Bu münâsebetle Türkiye’ye gelen Dr. Kunoş uzun seneler çalışmış, halkımız arasında da dolaşmış pek çok metin toplamış bir taraftan bunları transkırıpsiyon usuliyle tespit ederek eserler ortaya koymuş, bir taraftan da kendi dillerine geçen kelimelerimizin etimolojisini incelemiştir. İşte Macar dilinin temelleri böyle çalışmalarla atılmıştır.
Türkler Orta Asya’da kendi telaffuzlarına uyan Runî şekil bir alfabe olan Orhun Alfabesini kullanmışlar, daha sonra Uygur Türkleri “Uygur Alfabesi” ne geçmişler ve Türkler Müslüman olduktan sonra “Arab Alfabesini” kullanmağa başladılarsa da Uygur yazısı bir zaman daha kendisini muhafaza ederek yerini yavaş yavaş Arab Alfabesine terk etmiştir. Türklerin kullandığı Alfabe Arab ve Fars alfabesinin kopyası değildir. Türkler onu az çok kendilerine uydurmuşlardır.
Türkiye, Lâtin Alfabesine geçmeden önce bu mevzu üzerinde çok durulmuş gerek bizde gerek batılı müsteşrikler arasında uzun münâkaşalara yol açmış, muhtelif fikirler ortaya atılmıştır.
Dr.
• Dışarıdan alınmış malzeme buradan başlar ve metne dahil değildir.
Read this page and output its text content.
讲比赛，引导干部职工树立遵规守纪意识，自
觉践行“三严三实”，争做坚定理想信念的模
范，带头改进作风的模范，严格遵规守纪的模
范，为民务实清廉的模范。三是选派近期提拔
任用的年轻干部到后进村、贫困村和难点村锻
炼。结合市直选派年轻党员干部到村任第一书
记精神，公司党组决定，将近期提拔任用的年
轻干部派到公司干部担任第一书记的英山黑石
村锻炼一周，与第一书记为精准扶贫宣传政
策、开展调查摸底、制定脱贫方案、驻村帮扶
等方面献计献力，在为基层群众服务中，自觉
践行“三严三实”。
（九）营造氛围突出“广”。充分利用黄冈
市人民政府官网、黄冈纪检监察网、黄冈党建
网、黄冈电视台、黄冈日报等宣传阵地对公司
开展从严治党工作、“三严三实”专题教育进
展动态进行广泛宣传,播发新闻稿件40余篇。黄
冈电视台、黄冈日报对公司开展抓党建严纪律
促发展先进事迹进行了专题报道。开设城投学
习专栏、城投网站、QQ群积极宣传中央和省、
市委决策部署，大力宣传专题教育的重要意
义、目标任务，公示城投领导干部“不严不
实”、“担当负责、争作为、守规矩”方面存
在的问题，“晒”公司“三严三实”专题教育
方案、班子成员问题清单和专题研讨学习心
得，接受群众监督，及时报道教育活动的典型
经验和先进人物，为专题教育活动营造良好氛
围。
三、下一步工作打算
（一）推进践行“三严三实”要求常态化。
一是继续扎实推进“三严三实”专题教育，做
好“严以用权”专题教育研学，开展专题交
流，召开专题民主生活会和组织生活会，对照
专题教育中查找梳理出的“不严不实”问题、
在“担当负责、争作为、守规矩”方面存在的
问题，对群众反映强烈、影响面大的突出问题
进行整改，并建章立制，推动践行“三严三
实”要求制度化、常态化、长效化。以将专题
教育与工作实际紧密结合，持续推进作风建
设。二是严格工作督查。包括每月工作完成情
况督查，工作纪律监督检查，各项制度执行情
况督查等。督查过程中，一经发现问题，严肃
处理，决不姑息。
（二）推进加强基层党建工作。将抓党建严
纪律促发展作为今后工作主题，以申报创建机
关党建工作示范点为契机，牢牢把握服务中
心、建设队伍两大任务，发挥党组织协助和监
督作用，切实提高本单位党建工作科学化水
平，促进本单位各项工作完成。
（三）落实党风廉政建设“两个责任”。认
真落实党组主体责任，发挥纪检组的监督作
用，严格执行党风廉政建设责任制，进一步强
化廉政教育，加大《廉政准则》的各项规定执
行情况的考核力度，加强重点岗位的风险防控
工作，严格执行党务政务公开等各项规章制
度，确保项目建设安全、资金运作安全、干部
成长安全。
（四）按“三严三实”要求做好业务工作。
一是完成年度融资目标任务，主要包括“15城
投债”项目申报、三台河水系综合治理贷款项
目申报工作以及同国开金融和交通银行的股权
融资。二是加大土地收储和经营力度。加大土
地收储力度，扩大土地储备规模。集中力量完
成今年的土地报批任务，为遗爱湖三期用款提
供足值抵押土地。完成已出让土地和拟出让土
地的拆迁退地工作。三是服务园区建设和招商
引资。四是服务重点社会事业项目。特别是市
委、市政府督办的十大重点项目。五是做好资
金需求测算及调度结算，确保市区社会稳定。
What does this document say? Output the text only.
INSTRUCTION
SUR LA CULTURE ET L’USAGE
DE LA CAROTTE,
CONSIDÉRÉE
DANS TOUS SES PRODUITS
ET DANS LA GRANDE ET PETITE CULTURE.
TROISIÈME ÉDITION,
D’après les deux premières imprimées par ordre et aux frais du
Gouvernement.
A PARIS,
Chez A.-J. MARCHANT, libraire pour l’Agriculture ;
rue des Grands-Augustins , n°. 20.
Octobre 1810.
Kunoş’a göre: Milletlerin vaktiyle kullandıkları alfabeler tarihi medeniyetlerini ispat eden bir mukaddes hâtıradır, birdenbire ellerinden alınması medeniyetlerinin kaybolması demektir.
Bundan başka Türkler’in yüzlerce seneden beri Arab harfleriyle yazılmış derin fikirlerle dolu eserleri ve çok geniş edebiyatları vardır. Bu yazılar unutulursa bu eserler tarihin karanlıklarına gömülecektir. Bunun için Türkler harf değiştirirken çok dikkatli olmalıdırlar.
Bizim neslimiz daha annelerimizin ninnilerinden hocalarımızdan aileye ve çevre muhitinden okuduklarımızdan dilimizin mûsikisini dinleyerek yetişti. Biz Yahya Kemal’in “Bu dil ağzımda annemin sütüdür” dediği beyaz Türkçeyi işiterek okuyarak öğrendik…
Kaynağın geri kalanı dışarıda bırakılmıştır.